L’électrification de divers secteurs représente un élément clé de la stratégie de décarbonisation mondiale. Toutefois, même avec des améliorations de la gestion de la demande et de l’efficacité énergétique, la demande d’électricité augmentera à un rythme de plus en plus rapide au cours des prochaines décennies.

Le besoin de mobiliser toutes les technologies bas carbones

Contraintes par le budget carbone mondial, les émissions de carbone doivent culminer dans les prochaines années et atteindre zéro d’ici 2100, voire plutôt. Pour atteindre cet objectif, des changements de politique dans le monde entier sont nécessaires ainsi que des investissements massifs dans l’innovation, les infrastructures et le déploiement de ressources énergétiques non émettrices.

Face à ce constat, tous les modèles reconnus montrent que l’énergie nucléaire a un rôle important à jouer dans les efforts mondiaux d’atténuation du changement climatique. En effet, les investissements dans les prolongations de la durée de vie des centrales nucléaires, les rénovations des réacteurs existants, ainsi que de nouvelles constructions, rendraient moins coûteux et plus faisable la réalisation des objectifs de l’Accord de Paris.

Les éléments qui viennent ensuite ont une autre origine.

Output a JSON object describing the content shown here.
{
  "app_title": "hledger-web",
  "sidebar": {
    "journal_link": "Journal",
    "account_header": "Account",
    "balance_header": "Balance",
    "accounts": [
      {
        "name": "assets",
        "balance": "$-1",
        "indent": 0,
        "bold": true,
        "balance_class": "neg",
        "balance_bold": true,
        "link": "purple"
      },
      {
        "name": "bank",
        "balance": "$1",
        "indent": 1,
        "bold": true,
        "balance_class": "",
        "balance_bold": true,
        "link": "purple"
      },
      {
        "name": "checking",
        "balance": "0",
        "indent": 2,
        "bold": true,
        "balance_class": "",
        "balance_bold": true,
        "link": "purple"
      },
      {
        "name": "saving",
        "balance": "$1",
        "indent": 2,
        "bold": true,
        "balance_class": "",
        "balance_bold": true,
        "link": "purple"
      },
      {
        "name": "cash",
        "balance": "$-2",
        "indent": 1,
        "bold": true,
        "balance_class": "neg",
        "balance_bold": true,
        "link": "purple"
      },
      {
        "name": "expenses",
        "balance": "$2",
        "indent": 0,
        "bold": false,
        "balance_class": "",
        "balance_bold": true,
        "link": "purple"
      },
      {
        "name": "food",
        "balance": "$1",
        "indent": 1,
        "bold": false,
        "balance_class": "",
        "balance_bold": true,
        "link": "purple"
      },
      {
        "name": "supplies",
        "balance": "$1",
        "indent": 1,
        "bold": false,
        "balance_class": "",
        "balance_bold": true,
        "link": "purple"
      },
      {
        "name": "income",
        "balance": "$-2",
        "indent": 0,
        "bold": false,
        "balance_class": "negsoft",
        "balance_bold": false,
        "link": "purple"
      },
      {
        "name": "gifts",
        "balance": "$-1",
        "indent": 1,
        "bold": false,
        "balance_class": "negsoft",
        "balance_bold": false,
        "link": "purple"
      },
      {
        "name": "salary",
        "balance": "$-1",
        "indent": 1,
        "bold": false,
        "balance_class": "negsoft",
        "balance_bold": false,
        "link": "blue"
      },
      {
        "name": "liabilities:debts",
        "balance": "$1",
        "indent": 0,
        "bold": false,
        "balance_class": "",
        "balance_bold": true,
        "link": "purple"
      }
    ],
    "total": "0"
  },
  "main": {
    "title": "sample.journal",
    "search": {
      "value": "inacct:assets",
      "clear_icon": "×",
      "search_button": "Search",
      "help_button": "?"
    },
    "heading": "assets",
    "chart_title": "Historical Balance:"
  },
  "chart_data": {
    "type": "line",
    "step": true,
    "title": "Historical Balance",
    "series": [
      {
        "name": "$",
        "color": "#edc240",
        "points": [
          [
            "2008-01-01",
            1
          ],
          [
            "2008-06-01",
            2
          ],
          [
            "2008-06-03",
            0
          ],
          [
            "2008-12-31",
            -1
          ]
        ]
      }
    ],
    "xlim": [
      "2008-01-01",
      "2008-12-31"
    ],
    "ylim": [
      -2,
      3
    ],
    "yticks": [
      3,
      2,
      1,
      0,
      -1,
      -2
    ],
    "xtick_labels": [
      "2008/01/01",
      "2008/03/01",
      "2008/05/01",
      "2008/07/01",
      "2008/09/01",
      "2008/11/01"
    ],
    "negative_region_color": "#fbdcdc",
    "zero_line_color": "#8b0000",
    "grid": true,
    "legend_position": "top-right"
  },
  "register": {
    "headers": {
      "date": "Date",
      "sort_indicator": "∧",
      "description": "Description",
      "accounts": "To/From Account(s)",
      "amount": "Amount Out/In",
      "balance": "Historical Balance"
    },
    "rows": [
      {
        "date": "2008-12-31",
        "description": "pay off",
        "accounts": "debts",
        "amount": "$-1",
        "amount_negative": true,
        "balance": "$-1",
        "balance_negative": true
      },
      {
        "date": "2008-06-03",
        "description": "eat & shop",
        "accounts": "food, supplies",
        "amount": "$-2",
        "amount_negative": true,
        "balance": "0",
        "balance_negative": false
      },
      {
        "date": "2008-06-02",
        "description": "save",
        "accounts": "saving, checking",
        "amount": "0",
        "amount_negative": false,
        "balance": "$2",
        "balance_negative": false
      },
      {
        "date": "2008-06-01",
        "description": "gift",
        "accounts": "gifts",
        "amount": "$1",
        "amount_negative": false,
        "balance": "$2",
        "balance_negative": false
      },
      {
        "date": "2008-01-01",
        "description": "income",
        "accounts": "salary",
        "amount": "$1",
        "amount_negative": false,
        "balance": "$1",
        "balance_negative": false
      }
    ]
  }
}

Si les pays n’investissent pas dans l’énergie nucléaire, les risques de ne pas atteindre les objectifs de Paris seront nettement plus grands. L’AIE estime que, sans énergie nucléaire, il en coûterait au monde environ 1 600 milliards de dollars de plus pour atteindre les objectifs de Paris.

Le rôle de l’énergie nucléaire dans une politique de neutralité carbone

Le parc nucléaire mondial actif est actuellement la seconde source de production d’électricité sans émission fournissant environ 10 % de l’électricité mondiale grâce à 444 réacteurs nucléaires en fonctionnement.

En 2018, le Giec a constaté qu’en moyenne, les trajectoires du scénario 1,5 °C nécessitent que l’énergie nucléaire atteigne une capacité de 1 160 gigawatts d’électricité d’ici 2050, contre 394 gigawatts en 2020.

L’étude menée par l’AEN révèle que cet objectif pourrait être atteint en combinant l’exploitation à long terme des centrales existantes avec la construction à grande échelle de nouvelles technologies nucléaires de génération III et de petits réacteurs modulaires. Cela permettrait d’éviter ainsi 87 gigatonnes d’émissions cumulées entre 2020 et 2050, préservant 20 % du budget carbone mondial dans un scénario de 1,5 °C.

De plus, une vague d’innovations dans le secteur du nucléaire offrirait à court et à moyen terme de nouvelles opportunités technologiques et énergétiques en vue de remplacer une partie des énergies ayant un fort taux d’émission de gaz à effet de serre.

Challenges et opportunités

Bien qu’il soit possible que l’énergie nucléaire joue un rôle beaucoup plus important dans les efforts mondiaux d’atténuation du changement climatique, de nombreux défis subsistent.

Les estimations présentées dans l’étude ne sont pas des prévisions, mais bien ce qui pourrait être réalisé si des décisions sont prises rapidement afin de saisir cette opportunité. La question des coûts de système, des délais de réalisation de projets, de la confiance du public et du financement de l’énergie propre sont alors autant de sujets qui doivent être abordés par les décideurs politiques. De plus, une approche systémique est nécessaire pour comprendre les coûts totaux de la fourniture d’électricité ainsi que pour s’assurer que les marchés valorisent les résultats souhaités.

Les gouvernements ont donc un rôle important à jouer. Ce rôle peut aller du un financement direct à la définition d’un cadre politique permettant aux projets nucléaires innovants de rivaliser sur un pied d’égalité avec d’autres projets énergétiques non émetteurs tout en garantissant une répartition efficace des risques.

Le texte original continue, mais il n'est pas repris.